Abstract

AbstractRadish concretions exhibit a typical columnar to pear‐shaped, stipe downward geometry. In Middle Jurassic mudrock in south‐west Germany, radish concretions started to form around an iron‐sulphide lined tube by pervasive cementation constituting an ellipsoidal parent domain in uncompacted sediment at burial depths of ≤5 to 8 m as recorded by 75 to 80% minus‐cement porosity. Thereafter, the concretions grew vertically in compacting sediment as evidenced by laminae within the concretions being increasingly inclined towards the tips, and concomitantly decreasing minus‐cement porosity. During early diagenesis, prior to septarian crack formation, bicarbonate generating the microbial cement originated within the sulphate reduction zone chiefly from anaerobic oxidation of methane and to a lesser degree of organoclastic material. Later, at 50 to 70 m burial depth, septarian cracks formed as evaluated by sedimentation–compaction analysis based on minus‐cement porosity data and compressibility of similarly composed sediments.

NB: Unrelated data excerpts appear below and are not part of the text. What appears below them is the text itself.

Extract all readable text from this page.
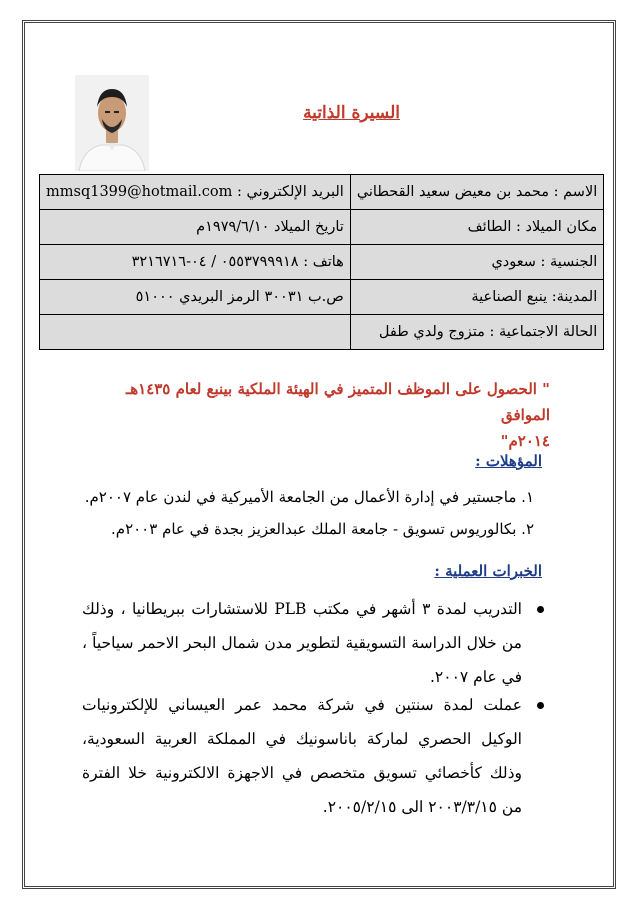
السيرة الذاتية
الاسم : محمد بن معيض سعيد القحطاني	البريد الإلكتروني : mmsq1399@hotmail.com
مكان الميلاد : الطائف	تاريخ الميلاد ١٩٧٩/٦/١٠م
الجنسية : سعودي	هاتف : ٠٥٥٣٧٩٩٩١٨ / ٠٤-٣٢١٦٧١٦
المدينة: ينبع الصناعية	ص.ب ٣٠٠٣١ الرمز البريدي ٥١٠٠٠
الحالة الاجتماعية : متزوج ولدي طفل	
" الحصول على الموظف المتميز في الهيئة الملكية بينبع لعام ١٤٣٥هـ الموافق
٢٠١٤م"
المؤهلات :
١. ماجستير في إدارة الأعمال من الجامعة الأميركية في لندن عام ٢٠٠٧م.
٢. بكالوريوس تسويق - جامعة الملك عبدالعزيز بجدة في عام ٢٠٠٣م.
الخبرات العملية :
التدريب لمدة ٣ أشهر في مكتب PLB للاستشارات ببريطانيا ، وذلك من خلال الدراسة التسويقية لتطوير مدن شمال البحر الاحمر سياحياً ، في عام ٢٠٠٧.
عملت لمدة سنتين في شركة محمد عمر العيساني للإلكترونيات الوكيل الحصري لماركة باناسونيك في المملكة العربية السعودية، وذلك كأخصائي تسويق متخصص في الاجهزة الالكترونية خلا الفترة من ٢٠٠٣/٣/١٥ الى ٢٠٠٥/٢/١٥.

The outward‐narrowing septarian cracks indicate that they formed when the concretions were still in a plastic state but already cemented sufficiently to be resistant against compaction. In this stage, up to one‐quarter of the pore volume of the concretions was still open as suggested by shrinkage experiments. This pore volume, and the septarian cracks, were filled with cement termed late diagenetic. In the study area, the decompacted net‐sedimentation rate was low, about 2 to 3 cm kyr−1, for ca 2.5 Myr, allowing the concretions to reside for a long time within the sulphate reduction zone and to grow. Radish concretions formed within the transition zone from thick, rapidly deposited to long‐term, slowly accumulating sediment.